Chapter 2 : Baronies by Writ of Summons
There were specific rules for the inheritance of titles of nobility (although these were not exact and cases can be found that differ from the norm). In England, there were two basic types of title, the first was the Barony by Writ of Summons, and the second was the Barony by Letters Patent.
A Barony by Writ was created when a man received a summons to Parliament to sit as one of the King’s Barons. These were the earliest types of Barony and were heritable by daughters. If there was only one daughter, the case was simple. She would inherit the barony “suo jure” (in her own right). Her husband would hold the title “jure uxoris” (in the right of his wife) and attend Parliament.
If the wife pre-deceased her husband, the title would pass to her heir – her eldest son, or a single daughter. If there was more than one daughter, a variety of inheritance practices were followed. In earlier times, the barony would be inherited by the oldest daughter, and her husband.
Later, if there were multiple daughters, the lands would be split between them, but the barony would be “in abeyance” (not vested) unless the family agreed to one sister and her husband taking it. If agreement were reached, the family would petition the Crown to have it vested in the nominated couple.
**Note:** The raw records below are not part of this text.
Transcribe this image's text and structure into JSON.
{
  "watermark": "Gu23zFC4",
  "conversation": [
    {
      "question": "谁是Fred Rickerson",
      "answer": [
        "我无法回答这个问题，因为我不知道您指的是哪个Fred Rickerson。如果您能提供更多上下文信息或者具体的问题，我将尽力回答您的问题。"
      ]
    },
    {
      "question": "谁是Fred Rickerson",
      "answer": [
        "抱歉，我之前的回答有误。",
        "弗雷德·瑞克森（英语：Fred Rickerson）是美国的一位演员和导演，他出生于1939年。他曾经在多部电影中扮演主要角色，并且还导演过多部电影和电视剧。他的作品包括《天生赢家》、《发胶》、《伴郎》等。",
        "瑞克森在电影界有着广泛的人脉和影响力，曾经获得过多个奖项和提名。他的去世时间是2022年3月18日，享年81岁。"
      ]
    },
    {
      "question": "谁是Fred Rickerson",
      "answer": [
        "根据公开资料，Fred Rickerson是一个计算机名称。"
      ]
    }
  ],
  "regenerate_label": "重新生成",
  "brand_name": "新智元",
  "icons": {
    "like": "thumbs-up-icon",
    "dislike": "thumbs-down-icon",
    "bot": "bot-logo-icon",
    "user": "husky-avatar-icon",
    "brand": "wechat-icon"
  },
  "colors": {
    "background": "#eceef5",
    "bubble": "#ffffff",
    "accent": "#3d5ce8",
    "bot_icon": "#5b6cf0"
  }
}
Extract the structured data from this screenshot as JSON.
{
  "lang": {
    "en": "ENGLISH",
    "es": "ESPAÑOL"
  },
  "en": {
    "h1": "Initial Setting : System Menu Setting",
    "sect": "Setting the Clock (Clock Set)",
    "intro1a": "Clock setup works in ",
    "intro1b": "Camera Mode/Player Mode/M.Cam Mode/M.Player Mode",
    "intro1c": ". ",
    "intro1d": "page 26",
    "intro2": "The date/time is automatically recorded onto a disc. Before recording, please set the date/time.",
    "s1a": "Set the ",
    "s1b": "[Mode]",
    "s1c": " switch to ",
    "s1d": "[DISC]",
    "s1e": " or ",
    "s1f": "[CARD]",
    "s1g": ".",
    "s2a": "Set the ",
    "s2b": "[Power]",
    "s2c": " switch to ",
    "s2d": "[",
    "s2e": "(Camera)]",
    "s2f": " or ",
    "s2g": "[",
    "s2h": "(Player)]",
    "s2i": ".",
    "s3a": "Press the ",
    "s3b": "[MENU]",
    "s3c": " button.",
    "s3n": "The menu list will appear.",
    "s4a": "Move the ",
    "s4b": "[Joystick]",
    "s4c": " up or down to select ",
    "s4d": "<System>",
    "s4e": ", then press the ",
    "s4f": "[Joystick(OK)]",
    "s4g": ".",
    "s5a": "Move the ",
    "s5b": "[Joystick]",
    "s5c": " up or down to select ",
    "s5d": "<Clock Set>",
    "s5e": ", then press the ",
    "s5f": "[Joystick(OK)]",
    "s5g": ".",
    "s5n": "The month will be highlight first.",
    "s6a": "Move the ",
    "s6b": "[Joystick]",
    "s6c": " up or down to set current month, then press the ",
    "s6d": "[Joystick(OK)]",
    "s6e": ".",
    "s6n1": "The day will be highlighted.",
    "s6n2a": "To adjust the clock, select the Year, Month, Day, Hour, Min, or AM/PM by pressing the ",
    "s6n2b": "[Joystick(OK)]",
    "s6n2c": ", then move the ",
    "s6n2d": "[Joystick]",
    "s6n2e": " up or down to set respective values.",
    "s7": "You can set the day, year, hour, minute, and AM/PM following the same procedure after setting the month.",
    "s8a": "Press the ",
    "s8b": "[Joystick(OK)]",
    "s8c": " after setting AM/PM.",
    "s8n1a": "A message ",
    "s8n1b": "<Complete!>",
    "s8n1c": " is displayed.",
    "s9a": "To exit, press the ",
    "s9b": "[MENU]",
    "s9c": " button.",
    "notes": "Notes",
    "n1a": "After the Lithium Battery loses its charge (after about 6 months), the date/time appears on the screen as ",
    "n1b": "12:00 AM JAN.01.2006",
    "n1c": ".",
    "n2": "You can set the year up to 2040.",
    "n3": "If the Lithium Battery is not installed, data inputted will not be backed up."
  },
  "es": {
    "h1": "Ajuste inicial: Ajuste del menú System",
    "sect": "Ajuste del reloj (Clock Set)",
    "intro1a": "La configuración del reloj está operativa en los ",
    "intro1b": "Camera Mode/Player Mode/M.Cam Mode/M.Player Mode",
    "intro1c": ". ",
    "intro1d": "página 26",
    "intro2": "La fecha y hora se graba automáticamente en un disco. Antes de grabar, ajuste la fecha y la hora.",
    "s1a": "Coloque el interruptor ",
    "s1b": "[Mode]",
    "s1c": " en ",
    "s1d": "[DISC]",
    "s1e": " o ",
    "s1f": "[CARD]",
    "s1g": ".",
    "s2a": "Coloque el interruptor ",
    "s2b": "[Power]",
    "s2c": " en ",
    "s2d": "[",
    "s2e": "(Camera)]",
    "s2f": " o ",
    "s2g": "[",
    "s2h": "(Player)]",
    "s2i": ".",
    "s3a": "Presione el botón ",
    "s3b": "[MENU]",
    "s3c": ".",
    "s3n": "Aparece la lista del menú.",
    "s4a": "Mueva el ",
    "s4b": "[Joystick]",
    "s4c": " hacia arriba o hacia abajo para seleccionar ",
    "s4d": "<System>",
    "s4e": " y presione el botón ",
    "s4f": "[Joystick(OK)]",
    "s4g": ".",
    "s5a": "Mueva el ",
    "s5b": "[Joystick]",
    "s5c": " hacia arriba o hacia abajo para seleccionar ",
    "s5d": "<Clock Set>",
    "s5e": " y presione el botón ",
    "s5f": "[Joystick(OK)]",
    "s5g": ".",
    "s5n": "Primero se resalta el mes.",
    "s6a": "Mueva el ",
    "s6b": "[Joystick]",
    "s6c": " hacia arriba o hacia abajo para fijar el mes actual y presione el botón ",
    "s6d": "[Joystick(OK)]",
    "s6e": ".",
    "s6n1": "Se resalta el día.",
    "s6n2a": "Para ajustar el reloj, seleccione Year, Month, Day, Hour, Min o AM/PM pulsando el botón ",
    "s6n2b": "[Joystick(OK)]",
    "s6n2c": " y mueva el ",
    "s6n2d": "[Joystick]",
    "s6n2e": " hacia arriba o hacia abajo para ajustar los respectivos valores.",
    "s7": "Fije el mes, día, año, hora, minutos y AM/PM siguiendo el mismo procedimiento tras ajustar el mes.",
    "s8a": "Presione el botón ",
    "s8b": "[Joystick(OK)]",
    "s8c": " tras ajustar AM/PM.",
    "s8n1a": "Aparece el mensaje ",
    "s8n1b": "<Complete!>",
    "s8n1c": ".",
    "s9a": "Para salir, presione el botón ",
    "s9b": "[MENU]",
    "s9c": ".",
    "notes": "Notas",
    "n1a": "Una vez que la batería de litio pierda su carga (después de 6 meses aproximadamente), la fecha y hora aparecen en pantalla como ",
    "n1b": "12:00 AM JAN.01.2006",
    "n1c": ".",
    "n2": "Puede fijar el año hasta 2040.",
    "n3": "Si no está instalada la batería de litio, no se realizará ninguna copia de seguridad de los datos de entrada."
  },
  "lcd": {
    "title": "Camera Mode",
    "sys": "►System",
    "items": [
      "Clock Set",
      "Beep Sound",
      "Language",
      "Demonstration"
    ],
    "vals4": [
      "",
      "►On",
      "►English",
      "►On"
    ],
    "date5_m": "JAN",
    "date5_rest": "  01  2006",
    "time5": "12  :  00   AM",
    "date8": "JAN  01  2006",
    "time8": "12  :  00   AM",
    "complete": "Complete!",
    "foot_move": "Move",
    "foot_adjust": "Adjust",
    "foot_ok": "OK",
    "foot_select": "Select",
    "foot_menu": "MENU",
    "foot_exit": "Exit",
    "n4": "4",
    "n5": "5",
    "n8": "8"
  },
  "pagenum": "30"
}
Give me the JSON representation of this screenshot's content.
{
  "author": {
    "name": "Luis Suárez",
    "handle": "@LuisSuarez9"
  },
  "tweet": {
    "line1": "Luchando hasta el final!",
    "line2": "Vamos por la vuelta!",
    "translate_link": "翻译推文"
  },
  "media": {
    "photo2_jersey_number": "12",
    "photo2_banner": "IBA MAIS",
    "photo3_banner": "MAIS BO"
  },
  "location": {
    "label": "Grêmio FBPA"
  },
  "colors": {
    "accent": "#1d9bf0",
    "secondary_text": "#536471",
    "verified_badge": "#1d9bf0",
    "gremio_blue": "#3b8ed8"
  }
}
If the family could not agree, the barony would remain in abeyance until there was only one heir from all of the daughters combined, which might take hundreds of years. Baronies that went into abeyance in the Middle Ages may still be brought out of abeyance today. For example, the Barony of Fauconberg went into abeyance in 1470, to be brought out in 1903.
In Scotland, the Lordships of Parliament are similar to Baronies by Writ of Summons.